Bitcoin's subjective 'value' has been discussed many times, but one thing is pretty certain: it's related to Bitcoin's usefulness as a medium of exchange. If the flow of transactions is limited, the exchange rate will eventually reach a ceiling. One question is: without increasing the block size, what is the maximum sustainable price of a bitcoin likely to be?

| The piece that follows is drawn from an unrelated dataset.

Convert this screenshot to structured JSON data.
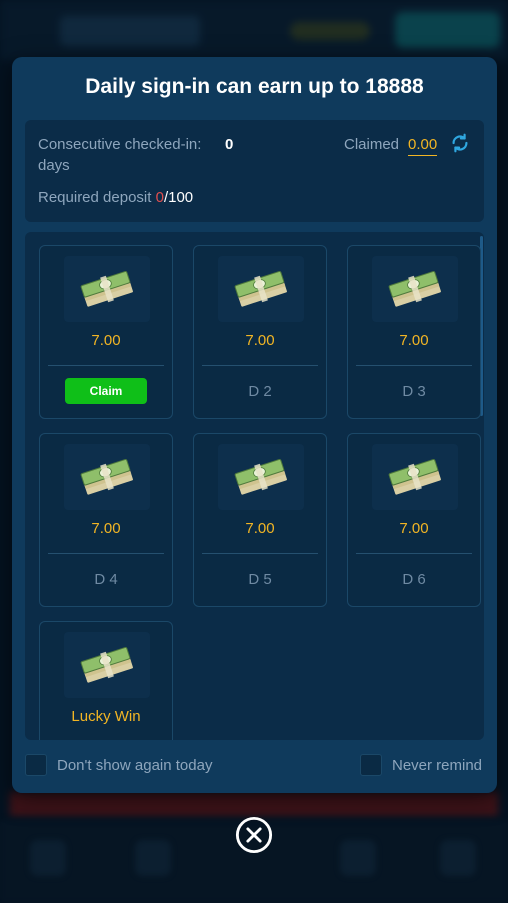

Given a limited block size, there's another possible scenario: a large, dominant miner playing the role of a "central bank" by strategically setting transaction fees. Let's look at an example:
The flow of currency is getting deflationary and may be forming a bubble? Raise the fee. Thus, when this miner generates a new block, at first glance may appear to lose out by only accepting a reduced number of transactions. However (if I understand this correctly), this will create a backlog of unsigned transaction requests that other miners can snap-up in later blocks. This will create a flow-on effect where all miners will be enticed to raise their fees, and the flow of transactions will slow down. Depending on Bitcoin's 'sluggishness', some users will be compelled to use other systems for their business, and the sale of bitcoins will push the exchange rate down to a more sustainable level, thus indirectly protecting the dominant miner's stake by making Bitcoin seem more stable and robust.
Conversely, Bitcoin usage is falling and there's a risk of high inflation? Reduce the fee. The large miner will therefore open up the market and introduce more block space, allowing transactions to be faster and cheaper.
I'm sure this is just scratching the surface. Your thoughts??